'We didn't want cell phones to come eat our lunch, ok?' Tony Fadell busts the iPhone conception myths
Steve was pissed off, and wanted to show them how to do it right
Both, it turns out, and some more, too. Ex-Apple's Tony Fadell, who was in charge of the iPod franchise at the time, sat down for an interview, and explained that the reason there are so many conflicting rumors what lead to the first iPhone, is that there were simply competing teams set by Steve Jobs to bounce ideas off. "We were trying to do this because we didn't want cell phones to come eat our lunch, OK?"The pressure for iPod sales has been enormous, he mentions, as that's where the bulk of Apple's revenue came from at the time, but the advent of music download and streaming technologies was threatening the high-margin iPods with the largest storage amounts. That is why Steve Jobs tasked the teams with various ideas to improve and diversify, cell phones included:
..there were many projects that came together to make the final phone. There was a large screen iPod for video that had a touch interface. There was an iPod phone, which was basically an iPod Mini, perhaps a bit bigger, with a phone inside that had a wheel and a small screen. There was a touchscreen Macbook Pro being worked on, a multitouch Macbook Pro. That was what was going on from a hardware perspective. Then there were different software projects, too.

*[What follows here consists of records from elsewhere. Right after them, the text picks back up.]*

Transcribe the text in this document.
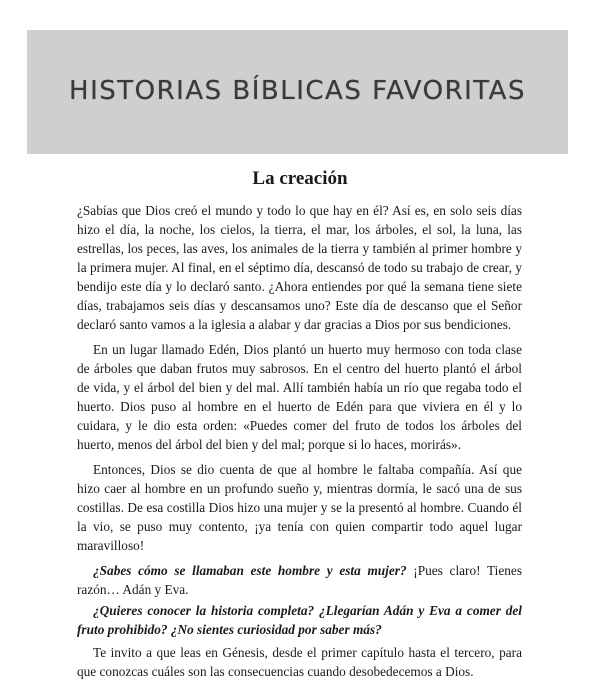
HISTORIAS BÍBLICAS FAVORITAS
La creación

¿Sabías que Dios creó el mundo y todo lo que hay en él? Así es, en solo seis días hizo el día, la noche, los cielos, la tierra, el mar, los árboles, el sol, la luna, las estrellas, los peces, las aves, los animales de la tierra y también al primer hombre y la primera mujer. Al final, en el séptimo día, descansó de todo su trabajo de crear, y bendijo este día y lo declaró santo. ¿Ahora entiendes por qué la semana tiene siete días, trabajamos seis días y descansamos uno? Este día de descanso que el Señor declaró santo vamos a la iglesia a alabar y dar gracias a Dios por sus bendiciones.

En un lugar llamado Edén, Dios plantó un huerto muy hermoso con toda clase de árboles que daban frutos muy sabrosos. En el centro del huerto plantó el árbol de vida, y el árbol del bien y del mal. Allí también había un río que regaba todo el huerto. Dios puso al hombre en el huerto de Edén para que viviera en él y lo cuidara, y le dio esta orden: «Puedes comer del fruto de todos los árboles del huerto, menos del árbol del bien y del mal; porque si lo haces, morirás».

Entonces, Dios se dio cuenta de que al hombre le faltaba compañía. Así que hizo caer al hombre en un profundo sueño y, mientras dormía, le sacó una de sus costillas. De esa costilla Dios hizo una mujer y se la presentó al hombre. Cuando él la vio, se puso muy contento, ¡ya tenía con quien compartir todo aquel lugar maravilloso!

¿Sabes cómo se llamaban este hombre y esta mujer? ¡Pues claro! Tienes razón… Adán y Eva.

¿Quieres conocer la historia completa? ¿Llegarían Adán y Eva a comer del fruto prohibido? ¿No sientes curiosidad por saber más?

Te invito a que leas en Génesis, desde el primer capítulo hasta el tercero, para que conozcas cuáles son las consecuencias cuando desobedecemos a Dios.
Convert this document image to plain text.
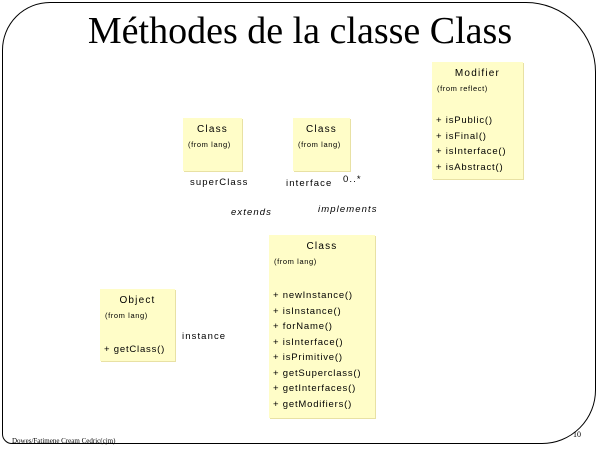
Méthodes de la classe Class
Modifier
(from reflect)
+ isPublic()
+ isFinal()
+ isInterface()
+ isAbstract()
Class
(from lang)
Class
(from lang)
Class
(from lang)
+ newInstance()
+ isInstance()
+ forName()
+ isInterface()
+ isPrimitive()
+ getSuperclass()
+ getInterfaces()
+ getModifiers()
Object
(from lang)
+ getClass()
superClass	interface 0..*
extends	implements
instance
Dowes/Fatimene Cream Cedric(cjm)
10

The touchscreen Mac is a new twist here, and, with regular iPad sales being cannibalized by larger iPhones, it might still happen at some point. That project was apparently in response to Microsoft's tablet efforts at the time: "Steve was pissed off, and wanted to show them how to do it right," explains Tony Fadell without mincing words. All of these problems that Apple was trying to tackle at once finally resulted into the technologies and software lessons learned converging to form the little soapy-shaped phone that could, and the rest is history. Last but not least, when asked if he knew about the LG Prada touchscreen phone, released in 2006, Tony Fadell takes the mythbusting road:
Yes, I knew about it. I had probably 100 different cell phones, 100 different competitor music players, consumer electronics of all sorts ripped apart and looked at. We looked at everything. They were all over my office in various pieces, just to look at them, to understand what they were, see how they were built and what their competitive value was.